I read this fantastic book for awhile until Mike was ready to get up, then fell asleep beside him while he was reading his Bible. We got up and I made pancakes for Mike and his sister, who’s crashed at our apartment this weekend while she house-hunts in preparation for beginning at Luther Seminary in a few weeks.
Mike’s spending the afternoon practicing for a couple competitions for which he records on Monday. I’m about to go prepare a prelude & postlude and hymns for tomorrow before I head home to iron and try to get through all the Good Shepherd wedding thank you notes. Mom’s cranberry jello salad and andalusian rice salad are already in the fridge for church dinner tomorrow and the kitchen’s clean for the billionth time since we signed our lease six months ago. This evening Gwen is taking us out for dinner and then we’ll probably spend the night hanging out and playing cards. (Don’t tell the home schoolers.)
I’m excited to spend a whole day in Minnetonka tomorrow, sharing worship, food, and fellowship with the people we love so much at Good Shepherd. It’s been several months since we were able to stay up there the whole Lord’s Day instead of having to return to Northfield for other commitments. It will be sweet.
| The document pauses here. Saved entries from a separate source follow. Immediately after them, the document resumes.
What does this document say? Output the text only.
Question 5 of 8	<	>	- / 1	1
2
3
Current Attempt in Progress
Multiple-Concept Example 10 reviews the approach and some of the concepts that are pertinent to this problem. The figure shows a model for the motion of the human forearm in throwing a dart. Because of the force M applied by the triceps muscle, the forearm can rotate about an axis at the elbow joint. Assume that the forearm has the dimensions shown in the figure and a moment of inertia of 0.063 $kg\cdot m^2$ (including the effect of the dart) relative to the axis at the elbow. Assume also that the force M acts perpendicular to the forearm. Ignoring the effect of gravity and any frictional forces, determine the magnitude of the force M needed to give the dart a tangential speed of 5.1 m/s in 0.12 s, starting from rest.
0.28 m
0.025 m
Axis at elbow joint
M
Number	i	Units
In my reading this morning a line from Colossians 3 captured my attention: “Let the peace of Christ rule in your hearts,” Paul says. I’ve been struggling with fear, anxiety, and discontentment over various things in the last week, and it’s left my devoid of joy. Then I read C. S. Lewis over lunch, arguing in Screwtape that the Christian should be concerned only with the present and with eternity, not with the past or future. That, combined with the concept of ruling peace from Colossians, finally broke through my thick head. It occurs to me that what I’ve been missing boils down to peace. If I will simply live with the peace of Christ ruling my heart, choosing to be thankful for present blessings and faithful in present difficulties, there will be no room left for fear, anxiety, and discontentment.